The web and dimensions of reality
Reality in Settings: In most stories, settings are part of the world people know, so easily provide a basis for reality. Yet, I’ve run into problems writing reality into settings of historical novels. The further back in time a story is set (the same is true for fantasy stories), what the world looks like including the changes in social mores and beliefs of the time, the more the setting becomes unfamiliar to readers. On the other hand, so many stories are set in the 19th Century, many readers are very familiar with the society and some may believe the books show exactly what that world was like, which is not true. As I am familiar with some historical information about the time, I've noted authors have changed historical mores to make the characters more contemporary, so more believable. Some readers look for such stories, others have problems with it, and some (especially historians) turn critical. The same is true in future based stories.

Reality in Plot:
This storyline is more difficult as plots can differ in many ways. The key to plot reality is the action and reaction response of the characters due to the action presented in the story. A person’s reaction to a situation differs in real life depending on their personality type and their life issues. The same type of response should be designed into the story’s characters. If a character’s response isn’t what a reader thinks appropriate, then the author needs to build the character’s personality enough for the reader to realize why they acted in a different way from what the reader expected.

Story reality isn’t that difficult until readers encounter those unusual places, events, or characters in a story.  Then it is a case of building the story's reality in a step-by-step introduction for each new reality change.

For other viewpoints see the following authors' blogs:

Skye Taylor 
Victoria Chatham  
Judith Copek 
Diane Bator 
Dr. Bob Rich 
Beverley Bateman
Fiona McGier
Connie Vines 


  1. Excellent comment about building the story plot in a step by step and logical manner. When a reader is blindsided and realizes they can't recall any detail that supports the ending, then they have a hard time relating and believing.

  2. You're right, Skye. I have often flipped back to previous pages or sections, to check on something when a detail seems out of place. Readers are not stupid, and most will expect continuity--of course, one of the things a good editor will ensure, if the author followed her muse and something is amiss.
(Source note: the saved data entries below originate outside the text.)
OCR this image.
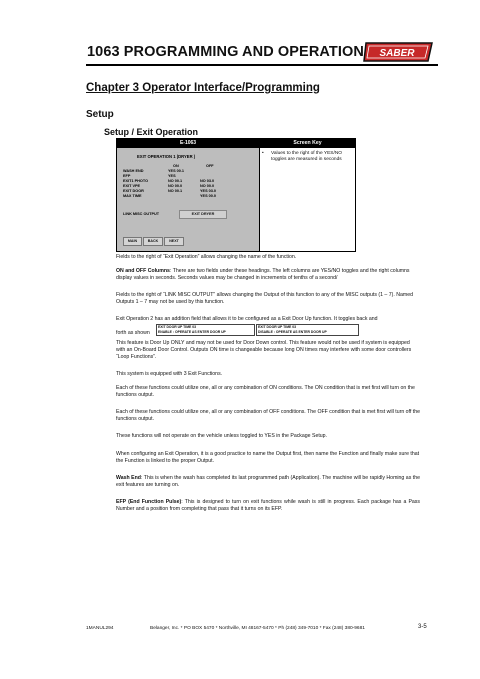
1063 PROGRAMMING AND OPERATION SABER
Chapter 3 Operator Interface/Programming
Setup
Setup / Exit Operation
E-1063
EXIT OPERATION 1 (DRYER )
ON	OFF
WASH END	YES 00.1
EFP	YES
EXIT1 PHOTO	NO 00.1	NO 03.0
EXIT VPE	NO 00.0	NO 00.0
EXIT DOOR	NO 00.1	YES 03.0
MAX TIME	YES 00.0
LINK MISC OUTPUT	EXIT DRYER
MAIN	BACK	NEXT
Screen Key
•	Values to the right of the YES/NO toggles are measured in seconds

Fields to the right of “Exit Operation” allows changing the name of the function.

ON and OFF Columns: There are two fields under these headings. The left columns are YES/NO toggles and the right columns display values in seconds. Seconds values may be changed in increments of tenths of a second/

Fields to the right of “LINK MISC OUTPUT” allows changing the Output of this function to any of the MISC outputs (1 – 7). Named Outputs 1 – 7 may not be used by this function.

Exit Operation 2 has an addition field that allows it to be configured as a Exit Door Up function. It toggles back and

forth as shown

EXIT DOOR UP TIME 03
ENABLE : OPERATE AS ENTER DOOR UP
EXIT DOOR UP TIME 03
DISABLE : OPERATE AS ENTER DOOR UP

This feature is Door Up ONLY and may not be used for Door Down control. This feature would not be used if system is equipped with an On-Board Door Control. Outputs ON time is changeable because long ON times may interfere with some door controllers “Loop Functions”.

This system is equipped with 3 Exit Functions.

Each of these functions could utilize one, all or any combination of ON conditions. The ON condition that is met first will turn on the functions output.

Each of these functions could utilize one, all or any combination of OFF conditions. The OFF condition that is met first will turn off the functions output.

These functions will not operate on the vehicle unless toggled to YES in the Package Setup.

When configuring an Exit Operation, it is a good practice to name the Output first, then name the Function and finally make sure that the Function is linked to the proper Output.

Wash End: This is when the wash has completed its last programmed path (Application). The machine will be rapidly Homing as the exit features are turning on.

EFP (End Function Pulse): This is designed to turn on exit functions while wash is still in progress. Each package has a Pass Number and a position from completing that pass that it turns on its EFP.

1MANUL294	Belanger, Inc. * PO BOX 5470 * Northville, MI 48167-5470 * Ph (248) 349-7010 * Fax (248) 380-9681	3-5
    And Rhobin, the trope of putting contemporary characters into historical settings must have come about because authors thought readers would identify more with someone with the contemporary mores and ideas we have these days, but still wanted to set their story in the past. Because, yes, I can't read a book about a time in which bathing was considered unnecessary, and still write a convincing romance scene--ew! No soap, deodorant, shampoo or toothpaste? To me, if's a wonder we survived as long as we did! I guess when everyone smells the same, you don't notice it. But as a contemporary reader, it squiggs me out!

  3. A well thought out post, Rhobin. A lot of interesting info on different genres. I liked how you broke the reality into Characters, Settings and Plots sections.

  4. Great post! Definitely something all genres have in common. They have to make sense and have a logical path and not blindside the reader completely, even if that becomes a bit construed at times.

  5. I love Fiona's 'sqiggs me out'! I get it, too. I mostly write Regency romance and understand the era. Attitudes to cleanliness were beginning to change, so I've been able to have fairly 'clean' characters but Rhobin is correct, despite all the research etc, we cannot have a true picture of any historical era.

  6. I agree creating reality in historical settings presents a challenge. I'm even having a problem with 1953. You're undoubtedly right that character hasn't changed much since people became . . . people. Plots are tricky no matter when. Writing is always a challenge, but that's what makes it interesting. Good post.